The microdoses may reduce the impact of side effects from semaglutide use, which have caused many patients to abandon the treatments

“We set out to virtually eliminate side effects for the vast majority, so that more than 70% of people would encounter no side effects,” Dr. Jeffrey Egler, chief medical officer at Noom, said in a statement. “In both my clinical experience and evidence in published studies, it is clear that many people discontinue GLP-1 treatment because of side effects.”

Lilly said in June it would only partner with telehealth platforms that agree not to sell compounded GLP-1s.

Novo’s DTC channel offers vials of Ozempic for about half the list price of its injectable pens. But compounded versions are taking too much share from this out-of-pocket option, diminishing Novo’s quarterly results and financial outlook, executives said this month.

“As unsafe and unlawful mass compounding continues, the Wegovy penetration within the cash channel has been lower than expected,” Moore said on the earnings call.

New lawsuits

Lilly and Novo maintain that personalized compounded GLP-1s are running afoul of the law, and both have launched new lawsuits in an attempt to prohibit pharmacies from selling the products. The companies also argue that compounded GLP-1s put patients at risk.

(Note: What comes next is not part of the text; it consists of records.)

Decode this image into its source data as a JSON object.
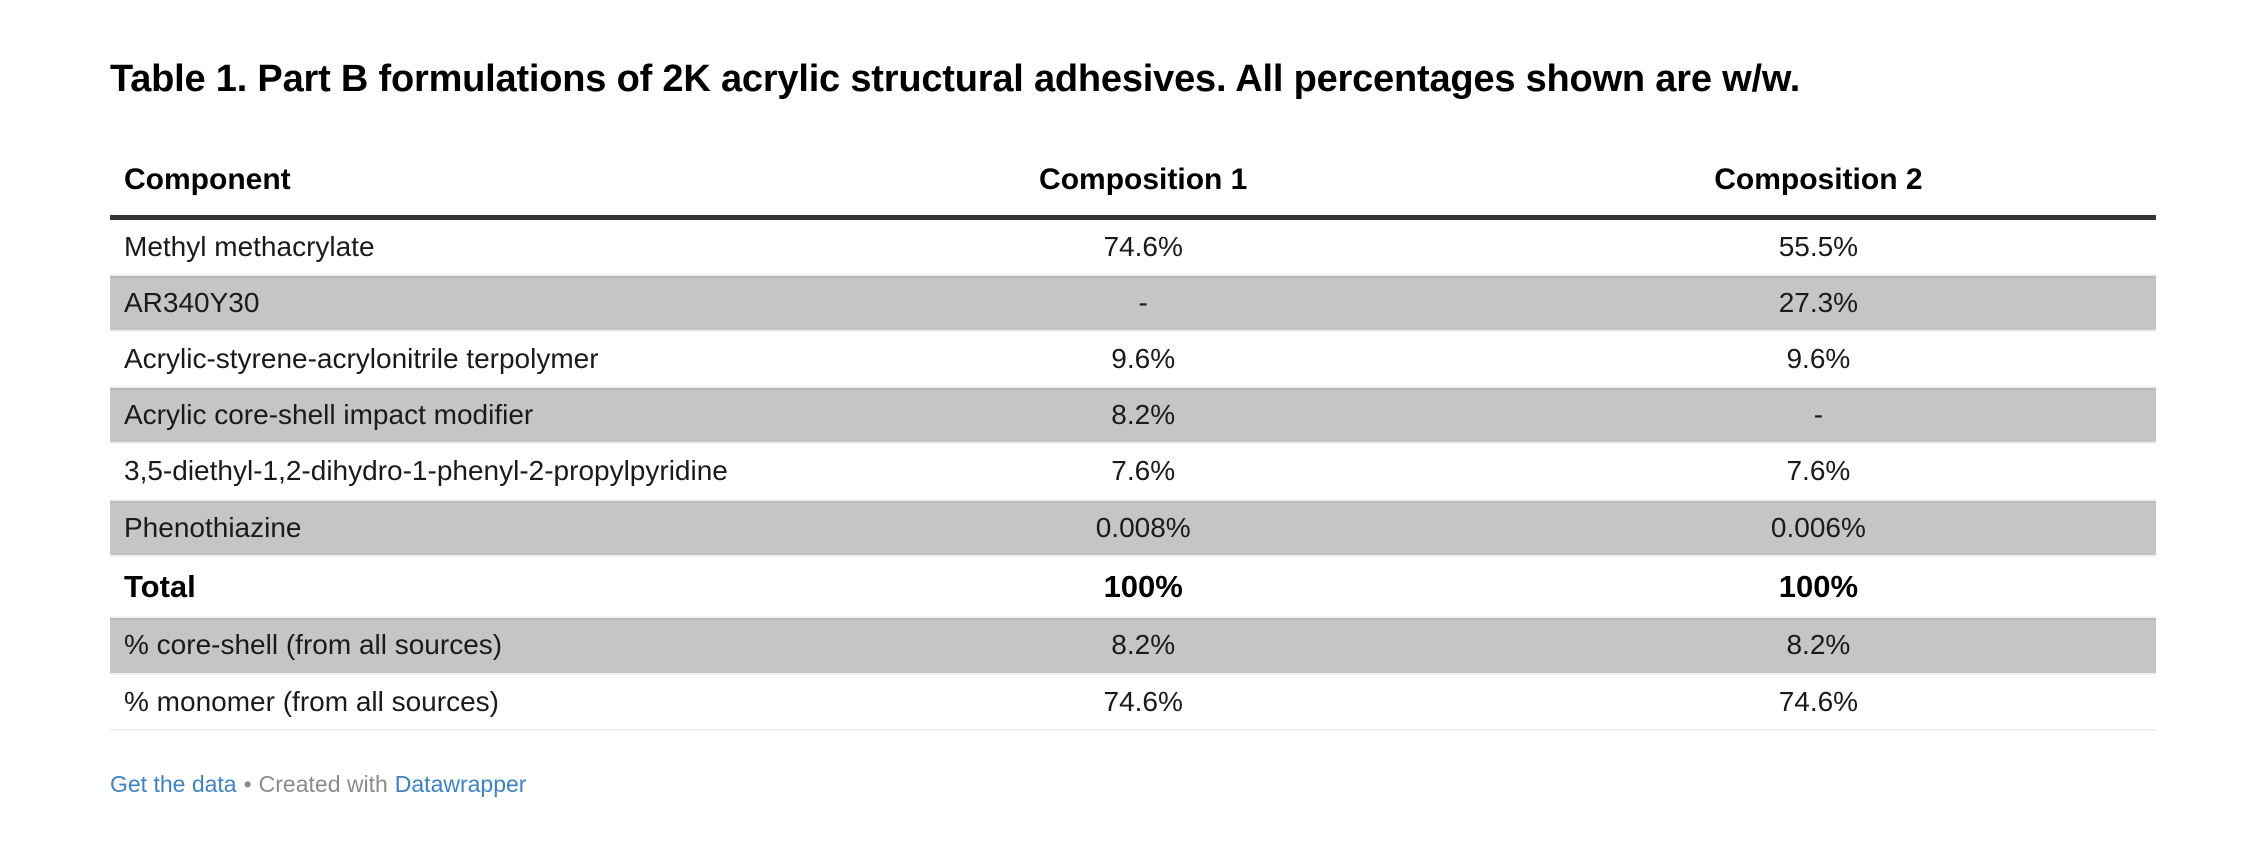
{
  "title": "Table 1. Part B formulations of 2K acrylic structural adhesives. All percentages shown are w/w.",
  "chart_data": {
    "type": "table",
    "title": "Table 1. Part B formulations of 2K acrylic structural adhesives. All percentages shown are w/w.",
    "columns": [
      "Component",
      "Composition 1",
      "Composition 2"
    ],
    "rows": [
      {
        "cells": [
          "Methyl methacrylate",
          "74.6%",
          "55.5%"
        ],
        "shaded": false,
        "emphasis": false
      },
      {
        "cells": [
          "AR340Y30",
          "-",
          "27.3%"
        ],
        "shaded": true,
        "emphasis": false
      },
      {
        "cells": [
          "Acrylic-styrene-acrylonitrile terpolymer",
          "9.6%",
          "9.6%"
        ],
        "shaded": false,
        "emphasis": false
      },
      {
        "cells": [
          "Acrylic core-shell impact modifier",
          "8.2%",
          "-"
        ],
        "shaded": true,
        "emphasis": false
      },
      {
        "cells": [
          "3,5-diethyl-1,2-dihydro-1-phenyl-2-propylpyridine",
          "7.6%",
          "7.6%"
        ],
        "shaded": false,
        "emphasis": false
      },
      {
        "cells": [
          "Phenothiazine",
          "0.008%",
          "0.006%"
        ],
        "shaded": true,
        "emphasis": false
      },
      {
        "cells": [
          "Total",
          "100%",
          "100%"
        ],
        "shaded": false,
        "emphasis": true
      },
      {
        "cells": [
          "% core-shell (from all sources)",
          "8.2%",
          "8.2%"
        ],
        "shaded": true,
        "emphasis": false
      },
      {
        "cells": [
          "% monomer (from all sources)",
          "74.6%",
          "74.6%"
        ],
        "shaded": false,
        "emphasis": false
      }
    ],
    "layout_hints": {
      "striped_rows": true,
      "stripe_color": "#c5c5c5",
      "header_rule_color": "#333333",
      "numeric_alignment": "center"
    }
  },
  "footer": {
    "get_data_label": "Get the data",
    "separator": "•",
    "created_with_label": "Created with",
    "brand_label": "Datawrapper"
  },
  "colors": {
    "link_blue": "#3f82c4",
    "footer_gray": "#8b8b8b",
    "stripe_gray": "#c5c5c5",
    "header_rule": "#333333",
    "text": "#1a1a1a"
  }
}
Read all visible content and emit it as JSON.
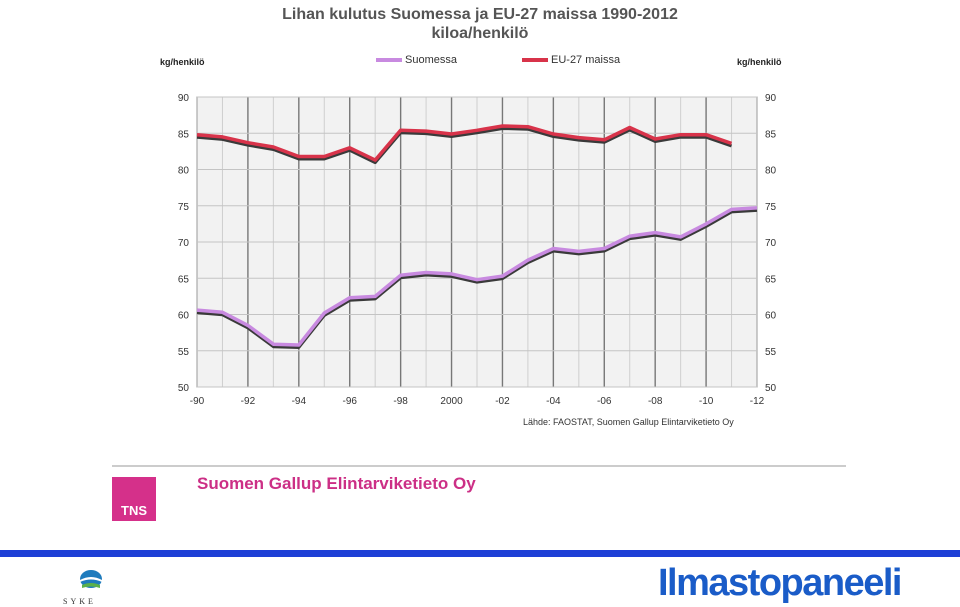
{
  "header": {
    "title_line1": "Lihan kulutus Suomessa ja EU-27 maissa 1990-2012",
    "title_line2": "kiloa/henkilö"
  },
  "units": {
    "left": "kg/henkilö",
    "right": "kg/henkilö"
  },
  "legend": {
    "suomessa": "Suomessa",
    "eu": "EU-27 maissa"
  },
  "source": "Lähde: FAOSTAT, Suomen Gallup Elintarviketieto Oy",
  "footer": {
    "company": "Suomen Gallup Elintarviketieto Oy",
    "tns_logo": "TNS",
    "syke_logo": "SYKE",
    "ilmastopaneeli_logo": "Ilmastopaneeli"
  },
  "colors": {
    "suomessa": "#c88ae0",
    "eu": "#d8334a",
    "grid_bg": "#f2f2f2",
    "accent_blue": "#1e3fd6",
    "tns": "#d5308a"
  },
  "chart_data": {
    "type": "line",
    "xlabel": "",
    "ylabel": "kg/henkilö",
    "ylim": [
      50,
      90
    ],
    "yticks": [
      50,
      55,
      60,
      65,
      70,
      75,
      80,
      85,
      90
    ],
    "xlim": [
      1990,
      2012
    ],
    "xticks": [
      1990,
      1992,
      1994,
      1996,
      1998,
      2000,
      2002,
      2004,
      2006,
      2008,
      2010,
      2012
    ],
    "xtick_labels": [
      "-90",
      "-92",
      "-94",
      "-96",
      "-98",
      "2000",
      "-02",
      "-04",
      "-06",
      "-08",
      "-10",
      "-12"
    ],
    "grid": true,
    "legend_position": "top",
    "series": [
      {
        "name": "Suomessa",
        "x": [
          1990,
          1991,
          1992,
          1993,
          1994,
          1995,
          1996,
          1997,
          1998,
          1999,
          2000,
          2001,
          2002,
          2003,
          2004,
          2005,
          2006,
          2007,
          2008,
          2009,
          2010,
          2011,
          2012
        ],
        "values": [
          60.6,
          60.3,
          58.5,
          55.9,
          55.8,
          60.2,
          62.3,
          62.5,
          65.4,
          65.8,
          65.6,
          64.8,
          65.3,
          67.5,
          69.1,
          68.7,
          69.1,
          70.8,
          71.3,
          70.7,
          72.5,
          74.5,
          74.7
        ]
      },
      {
        "name": "EU-27 maissa",
        "x": [
          1990,
          1991,
          1992,
          1993,
          1994,
          1995,
          1996,
          1997,
          1998,
          1999,
          2000,
          2001,
          2002,
          2003,
          2004,
          2005,
          2006,
          2007,
          2008,
          2009,
          2010,
          2011
        ],
        "values": [
          84.8,
          84.5,
          83.7,
          83.1,
          81.8,
          81.8,
          83.0,
          81.3,
          85.4,
          85.3,
          84.9,
          85.4,
          86.0,
          85.9,
          84.9,
          84.4,
          84.1,
          85.8,
          84.2,
          84.8,
          84.8,
          83.6
        ]
      }
    ]
  }
}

Novo filed 14 new lawsuits this month against medical spas, telehealth platforms and compounding pharmacies, alleging the “unapproved knockoffs” of Wegovy are made with illegal APIs and are not safe. The suits also allege companies are violating the law by influencing doctors to steer patients toward the compounded versions.

“This is a priority for our company. This is a priority to protect patient safety. This is a priority to ensure that the laws are followed,” Moore said of the lawsuits during the earnings call. 

Moving forward, Moore also said “there is nothing categorically that is off the table” with respect to the litigation. He also said Novo has increased dialogue with the FDA to put more pressure on companies that are “misleading patients” with the compounded GLP-1s.

The FDA recently updated its warning about unapproved, compounded GLP-1s, calling them “risky.”